ABSTRACT
Introduction
Onyx FrontierTM represents the latest iteration within the family of zotarolimus-eluting stents (ZES), designed for the treatment of coronary artery disease. Approval by the Food and Drug Administration was granted in May 2022, and Conformité Européenne marking followed in August 2022.
Areas covered
We hereby review the principal design features of Onyx Frontier, highlighting differences and similarities with other currently available drug-eluting stents. In addition, we focus on the refinements of this newest platform as compared with previous ZES versions, including the attributes yielding its exceptional crossing profile and deliverability. The clinical implications related to both its newest and inherited characteristics will be discussed.
Expert opinion
The nuances of the latest Onyx Frontier, together with the continuous refinement previously witnessed throughout the development of ZES, lead to a latest generation device ideal for a diverse spectrum of clinical and anatomical scenarios. In particular, its peculiarities will be of benefit in the settings often offered by a progressively aging population, such as high bleeding risk patients and complex coronary lesions.
Article highlights
Onyx FrontierTM durable-polymer zotarolimus-eluting stent inherited thin struts (as low as 81 μm) with a cobalt shell and platinum-iridium core, circumferential BioLinxTM polymer and slow drug release from its predecessor, Resolute OnyxTM.
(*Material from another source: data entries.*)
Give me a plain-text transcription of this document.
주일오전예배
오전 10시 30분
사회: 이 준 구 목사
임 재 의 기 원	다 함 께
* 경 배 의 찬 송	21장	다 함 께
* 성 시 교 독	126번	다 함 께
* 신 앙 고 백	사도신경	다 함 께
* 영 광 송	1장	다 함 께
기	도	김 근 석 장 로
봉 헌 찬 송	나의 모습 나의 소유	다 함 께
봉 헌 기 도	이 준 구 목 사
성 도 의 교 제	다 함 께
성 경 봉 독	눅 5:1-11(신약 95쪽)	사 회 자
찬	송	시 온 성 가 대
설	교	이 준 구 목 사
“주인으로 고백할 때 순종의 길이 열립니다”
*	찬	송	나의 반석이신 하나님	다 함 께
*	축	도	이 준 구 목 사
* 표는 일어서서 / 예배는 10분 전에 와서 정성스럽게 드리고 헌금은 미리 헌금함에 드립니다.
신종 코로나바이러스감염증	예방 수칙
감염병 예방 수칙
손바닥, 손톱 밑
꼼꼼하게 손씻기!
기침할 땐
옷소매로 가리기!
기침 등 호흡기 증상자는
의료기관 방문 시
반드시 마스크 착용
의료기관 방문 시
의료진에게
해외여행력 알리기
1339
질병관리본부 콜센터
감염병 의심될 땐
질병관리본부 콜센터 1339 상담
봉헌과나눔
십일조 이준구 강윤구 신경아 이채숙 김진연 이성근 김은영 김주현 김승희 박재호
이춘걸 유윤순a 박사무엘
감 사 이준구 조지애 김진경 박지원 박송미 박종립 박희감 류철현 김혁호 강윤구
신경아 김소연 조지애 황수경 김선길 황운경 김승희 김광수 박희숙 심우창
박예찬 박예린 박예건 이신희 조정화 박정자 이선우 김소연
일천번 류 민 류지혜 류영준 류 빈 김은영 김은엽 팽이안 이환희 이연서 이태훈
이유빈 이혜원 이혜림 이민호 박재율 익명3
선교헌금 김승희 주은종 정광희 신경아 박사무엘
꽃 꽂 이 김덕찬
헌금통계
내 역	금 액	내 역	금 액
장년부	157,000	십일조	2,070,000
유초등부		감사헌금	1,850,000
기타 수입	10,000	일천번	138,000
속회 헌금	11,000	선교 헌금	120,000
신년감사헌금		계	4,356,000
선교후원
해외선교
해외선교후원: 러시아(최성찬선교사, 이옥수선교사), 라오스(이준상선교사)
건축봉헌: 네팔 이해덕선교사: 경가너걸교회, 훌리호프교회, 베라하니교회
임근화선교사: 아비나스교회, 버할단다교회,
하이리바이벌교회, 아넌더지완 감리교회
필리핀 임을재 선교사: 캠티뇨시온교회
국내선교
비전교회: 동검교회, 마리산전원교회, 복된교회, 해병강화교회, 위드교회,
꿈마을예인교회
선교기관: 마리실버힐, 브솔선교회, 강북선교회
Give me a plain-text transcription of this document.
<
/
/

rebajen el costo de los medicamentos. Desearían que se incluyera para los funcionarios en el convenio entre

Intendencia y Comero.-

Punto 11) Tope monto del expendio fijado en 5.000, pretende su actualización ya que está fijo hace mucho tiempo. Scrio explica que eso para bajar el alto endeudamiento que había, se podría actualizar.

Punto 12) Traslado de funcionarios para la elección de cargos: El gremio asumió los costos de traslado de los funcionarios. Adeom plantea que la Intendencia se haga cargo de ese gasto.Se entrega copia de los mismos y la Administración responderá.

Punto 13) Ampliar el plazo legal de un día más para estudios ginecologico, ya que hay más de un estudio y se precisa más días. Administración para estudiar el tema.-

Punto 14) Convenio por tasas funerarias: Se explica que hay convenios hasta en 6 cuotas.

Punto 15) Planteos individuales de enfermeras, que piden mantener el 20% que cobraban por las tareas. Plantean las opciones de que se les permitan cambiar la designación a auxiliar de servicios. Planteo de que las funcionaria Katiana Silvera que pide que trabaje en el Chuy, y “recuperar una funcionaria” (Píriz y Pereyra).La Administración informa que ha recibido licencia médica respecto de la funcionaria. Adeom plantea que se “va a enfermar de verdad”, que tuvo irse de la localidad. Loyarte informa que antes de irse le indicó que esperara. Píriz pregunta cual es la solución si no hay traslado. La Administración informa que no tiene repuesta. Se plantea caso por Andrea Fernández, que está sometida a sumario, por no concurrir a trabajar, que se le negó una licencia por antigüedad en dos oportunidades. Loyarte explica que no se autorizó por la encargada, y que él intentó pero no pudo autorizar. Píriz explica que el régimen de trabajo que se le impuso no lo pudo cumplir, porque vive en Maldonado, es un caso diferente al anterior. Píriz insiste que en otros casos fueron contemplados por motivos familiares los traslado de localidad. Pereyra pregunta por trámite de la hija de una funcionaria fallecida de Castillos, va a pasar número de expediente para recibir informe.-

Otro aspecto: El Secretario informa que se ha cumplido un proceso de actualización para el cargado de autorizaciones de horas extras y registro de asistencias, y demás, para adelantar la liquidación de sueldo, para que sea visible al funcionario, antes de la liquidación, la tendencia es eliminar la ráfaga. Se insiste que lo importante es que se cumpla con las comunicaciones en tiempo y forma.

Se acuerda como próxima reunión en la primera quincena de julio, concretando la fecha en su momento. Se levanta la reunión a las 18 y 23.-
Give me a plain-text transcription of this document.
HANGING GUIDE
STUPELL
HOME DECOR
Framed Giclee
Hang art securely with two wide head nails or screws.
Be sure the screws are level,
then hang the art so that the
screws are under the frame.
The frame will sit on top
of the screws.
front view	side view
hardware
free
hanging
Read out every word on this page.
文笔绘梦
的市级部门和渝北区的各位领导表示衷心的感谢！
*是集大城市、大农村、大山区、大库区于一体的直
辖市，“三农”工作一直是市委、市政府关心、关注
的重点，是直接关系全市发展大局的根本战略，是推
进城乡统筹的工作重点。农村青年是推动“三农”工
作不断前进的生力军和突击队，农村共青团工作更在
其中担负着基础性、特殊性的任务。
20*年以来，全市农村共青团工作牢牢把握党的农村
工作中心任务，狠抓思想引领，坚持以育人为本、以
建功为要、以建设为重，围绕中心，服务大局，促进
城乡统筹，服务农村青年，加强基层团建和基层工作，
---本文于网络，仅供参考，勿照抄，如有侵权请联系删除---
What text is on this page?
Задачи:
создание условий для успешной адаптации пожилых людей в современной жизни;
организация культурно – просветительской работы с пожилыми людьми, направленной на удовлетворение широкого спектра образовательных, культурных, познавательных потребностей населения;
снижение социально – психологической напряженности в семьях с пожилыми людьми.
Additional nuances in the design of the coronary stent system, including increased catheter flexibility, the Pebax® blend dual flex balloon, and a smaller crossing profile, optimize its deliverability and render Onyx Frontier extremely competitive in the current panorama of drug-eluting stents.
These new refinements contributed to the creation of a latest generation drug-eluting stent system ideal for the challenges of contemporary percutaneous coronary intervention, including patients at high bleeding risk, acute myocardial infarction, diabetics, complex lesions, large and small vessels.
Abbreviations list
BP | = | bioresorbable polymer |
CAD | = | coronary artery disease |
DAPT | = | dual antiplatelet therapy |
DES | = | drug-eluting stent |
DP | = | durable polymer |
MI | = | myocardial infarction |
PCI | = | percutaneous coronary intervention |
PF | = | polymer-free |
ST | = | stent thrombosis |
TLF | = | target lesion failure |
TVF | = | target vessel failure |
ZES | = | zotarolimus-eluting stent |
Declaration of interest
A Latib serves on the advisory boards of Medtronic, Boston Scientific, and Abbott. The authors have no other relevant affiliations or financial involvement with any organization or entity with a financial interest in or financial conflict with the subject matter or materials discussed in the manuscript apart from those disclosed.
Reviewer disclosures
Peer reviewers in this manuscript have no relevant financial or other relationships to disclose.